As HPE users and IT professionals, you may not know it, but you have benefited from the life’s work of Jim Johnson, founder of The Standish Group.
Jim pioneered the study of success and especially the failure of IT projects. He developed the Total Cost of Ownership (TCO) models that helped users understand the value of IT systems and the costs of downtime and associated failures.
From a recent interview that Hans Mulder did with Jim Johnson, Jim didn’t have to think long about what his life motto is: “You can’t learn to run without running.”
Doing by learning, trial and error: it all implies that you will fall horribly every now and then. But according to Jim, you shouldn’t be afraid of that. You shouldn’t be caught up in caution.
Jim grew up in a medium-sized town just a stone’s throw from Boston, Massachusetts. His father had a gas station ‘fix and repair’ shop there, and Jim was enlisted at a young age to help his father. “My wife would say I’m a workaholic, but I just enjoy working. I think I got that from my parents,” says, Johnson. “I was a very active child with a short attention span and an insatiable curiosity. My mother didn’t call me Fingers for nothing!”
Jim was running the gas station at thirteen, when it suited him. From that experience, he learned how to deal with people and how to sell. And in the process, he also fell in love with technology.
In 1985 Jim founded The Standish Group and, over the years, built a database of an overwhelming amount of data about the ups and downs of IT projects; especially about the woes. Approximately thirty master judicators examine five thousand cases a year, a random selection from all IT projects worldwide. They describe those projects in anonymized reports. Over a span of more than thirty-five years, about fifty thousand projects have been studied and reported on by The Standish Group.
“The bottom line of what I tell people is whether IT projects succeed or fail – success has almost nothing to do with technology. It’s all about how people work together. I believe that the success of a company stands or falls with what I call the emotional maturity of organizations.
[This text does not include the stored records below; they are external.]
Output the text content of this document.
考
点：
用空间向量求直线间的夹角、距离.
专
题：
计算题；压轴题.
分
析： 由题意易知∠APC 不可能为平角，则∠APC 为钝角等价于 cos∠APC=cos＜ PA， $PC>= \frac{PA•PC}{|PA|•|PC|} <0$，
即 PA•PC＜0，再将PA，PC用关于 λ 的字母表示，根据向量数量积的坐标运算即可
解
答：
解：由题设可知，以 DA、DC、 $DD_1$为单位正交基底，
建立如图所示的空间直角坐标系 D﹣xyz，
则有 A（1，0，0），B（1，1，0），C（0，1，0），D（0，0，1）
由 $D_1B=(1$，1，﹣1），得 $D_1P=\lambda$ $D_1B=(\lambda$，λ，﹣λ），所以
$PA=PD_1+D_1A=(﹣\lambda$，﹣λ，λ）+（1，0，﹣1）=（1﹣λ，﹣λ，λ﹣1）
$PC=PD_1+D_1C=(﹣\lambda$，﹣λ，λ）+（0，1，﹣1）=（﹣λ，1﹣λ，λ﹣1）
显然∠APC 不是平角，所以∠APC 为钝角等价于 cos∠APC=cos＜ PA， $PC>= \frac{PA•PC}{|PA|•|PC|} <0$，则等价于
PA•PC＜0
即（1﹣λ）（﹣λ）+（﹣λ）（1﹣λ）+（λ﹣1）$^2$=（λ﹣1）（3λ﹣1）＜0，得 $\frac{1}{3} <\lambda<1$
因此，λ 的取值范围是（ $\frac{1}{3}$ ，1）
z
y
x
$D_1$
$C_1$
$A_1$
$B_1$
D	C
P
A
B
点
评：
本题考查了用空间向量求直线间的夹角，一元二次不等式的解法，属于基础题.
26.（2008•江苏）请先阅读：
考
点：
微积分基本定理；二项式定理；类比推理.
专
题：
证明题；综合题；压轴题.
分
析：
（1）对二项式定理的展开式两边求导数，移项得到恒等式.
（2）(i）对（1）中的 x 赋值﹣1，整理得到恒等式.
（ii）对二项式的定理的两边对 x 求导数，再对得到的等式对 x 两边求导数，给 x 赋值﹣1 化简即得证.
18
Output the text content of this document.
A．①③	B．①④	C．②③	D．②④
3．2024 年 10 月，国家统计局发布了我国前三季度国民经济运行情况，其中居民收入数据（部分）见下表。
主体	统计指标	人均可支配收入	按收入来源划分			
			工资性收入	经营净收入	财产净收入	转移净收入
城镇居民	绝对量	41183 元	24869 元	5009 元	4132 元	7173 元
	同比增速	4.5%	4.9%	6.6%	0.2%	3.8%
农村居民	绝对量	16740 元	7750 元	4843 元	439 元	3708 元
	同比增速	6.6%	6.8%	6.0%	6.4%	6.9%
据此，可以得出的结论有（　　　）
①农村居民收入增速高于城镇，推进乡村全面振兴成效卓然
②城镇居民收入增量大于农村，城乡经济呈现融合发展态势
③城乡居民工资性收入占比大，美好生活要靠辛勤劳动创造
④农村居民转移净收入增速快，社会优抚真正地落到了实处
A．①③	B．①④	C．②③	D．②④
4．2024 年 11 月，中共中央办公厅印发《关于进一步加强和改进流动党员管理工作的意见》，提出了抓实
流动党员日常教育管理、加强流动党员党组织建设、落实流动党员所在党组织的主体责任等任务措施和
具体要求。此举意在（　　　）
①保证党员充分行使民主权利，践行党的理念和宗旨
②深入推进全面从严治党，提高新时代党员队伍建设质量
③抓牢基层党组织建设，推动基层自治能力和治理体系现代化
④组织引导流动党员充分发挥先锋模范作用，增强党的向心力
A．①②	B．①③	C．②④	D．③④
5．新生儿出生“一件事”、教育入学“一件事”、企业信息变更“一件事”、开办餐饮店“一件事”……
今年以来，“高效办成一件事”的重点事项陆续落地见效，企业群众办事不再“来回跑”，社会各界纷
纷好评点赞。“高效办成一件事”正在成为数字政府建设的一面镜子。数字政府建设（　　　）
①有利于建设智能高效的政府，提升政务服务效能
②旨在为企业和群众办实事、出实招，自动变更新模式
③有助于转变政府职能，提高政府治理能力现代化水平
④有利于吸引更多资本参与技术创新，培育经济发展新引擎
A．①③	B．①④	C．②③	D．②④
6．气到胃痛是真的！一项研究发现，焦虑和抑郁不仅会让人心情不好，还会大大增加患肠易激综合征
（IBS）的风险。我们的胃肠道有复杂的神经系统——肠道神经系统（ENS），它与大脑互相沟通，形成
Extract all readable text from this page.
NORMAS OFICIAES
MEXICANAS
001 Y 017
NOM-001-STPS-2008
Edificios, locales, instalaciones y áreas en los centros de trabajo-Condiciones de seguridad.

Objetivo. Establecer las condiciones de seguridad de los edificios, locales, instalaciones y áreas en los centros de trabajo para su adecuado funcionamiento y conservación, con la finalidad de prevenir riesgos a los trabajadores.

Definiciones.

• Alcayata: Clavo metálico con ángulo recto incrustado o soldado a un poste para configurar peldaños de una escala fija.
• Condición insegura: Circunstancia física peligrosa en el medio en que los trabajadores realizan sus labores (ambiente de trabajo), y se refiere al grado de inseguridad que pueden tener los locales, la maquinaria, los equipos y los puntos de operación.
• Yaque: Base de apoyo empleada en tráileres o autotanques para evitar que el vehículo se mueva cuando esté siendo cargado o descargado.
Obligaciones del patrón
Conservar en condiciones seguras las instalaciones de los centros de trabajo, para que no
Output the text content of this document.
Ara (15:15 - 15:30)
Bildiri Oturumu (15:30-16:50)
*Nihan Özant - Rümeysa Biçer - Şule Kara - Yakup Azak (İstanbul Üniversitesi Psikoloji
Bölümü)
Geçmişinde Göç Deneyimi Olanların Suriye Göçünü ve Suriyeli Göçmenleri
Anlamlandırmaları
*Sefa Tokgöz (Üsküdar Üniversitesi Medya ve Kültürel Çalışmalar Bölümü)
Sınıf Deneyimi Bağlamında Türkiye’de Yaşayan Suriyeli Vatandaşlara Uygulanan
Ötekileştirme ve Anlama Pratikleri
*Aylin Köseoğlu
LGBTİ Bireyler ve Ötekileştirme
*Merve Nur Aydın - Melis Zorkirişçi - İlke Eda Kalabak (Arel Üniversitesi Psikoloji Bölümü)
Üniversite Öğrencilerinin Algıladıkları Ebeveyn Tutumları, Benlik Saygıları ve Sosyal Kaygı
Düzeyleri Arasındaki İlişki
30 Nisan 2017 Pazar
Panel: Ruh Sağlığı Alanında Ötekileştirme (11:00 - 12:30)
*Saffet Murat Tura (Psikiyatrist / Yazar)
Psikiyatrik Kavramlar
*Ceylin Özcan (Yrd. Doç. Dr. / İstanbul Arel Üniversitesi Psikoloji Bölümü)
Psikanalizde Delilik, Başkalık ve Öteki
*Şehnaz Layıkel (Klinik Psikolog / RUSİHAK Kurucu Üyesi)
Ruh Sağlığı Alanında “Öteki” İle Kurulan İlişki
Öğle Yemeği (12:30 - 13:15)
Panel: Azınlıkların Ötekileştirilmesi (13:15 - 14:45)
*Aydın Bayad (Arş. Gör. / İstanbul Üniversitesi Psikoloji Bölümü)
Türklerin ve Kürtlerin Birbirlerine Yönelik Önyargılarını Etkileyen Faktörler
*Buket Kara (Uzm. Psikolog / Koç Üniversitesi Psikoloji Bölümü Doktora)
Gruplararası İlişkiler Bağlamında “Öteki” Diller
By that, I mean a combination of soft skills: nurturing realistic expectations, accepting that sometimes things go wrong, not being afraid of stumbling and getting blisters, and – last but not least – openness. Failure is a badge of honor, not something to hide or brush away. The ones you win are the ones you’ll remember,” says Johnson.
According to Johnson, “Ken Olsen, one of the founders of Digital Equipment Corporation, is one of my heroes. An honest entrepreneur with strong empathy for both his own people and his customers. But by no means a honey bear, because he could really act very firmly and did not shy away from drastic measures. Ken had empathy, a certain hardness, and openness: the qualities that unite the best entrepreneurs and those around them. Today, incidentally, it is significantly more difficult not to be open as an entrepreneur than in the past. Lying is more difficult because there is so much information available from all angles that others will quickly catch you and punish you.”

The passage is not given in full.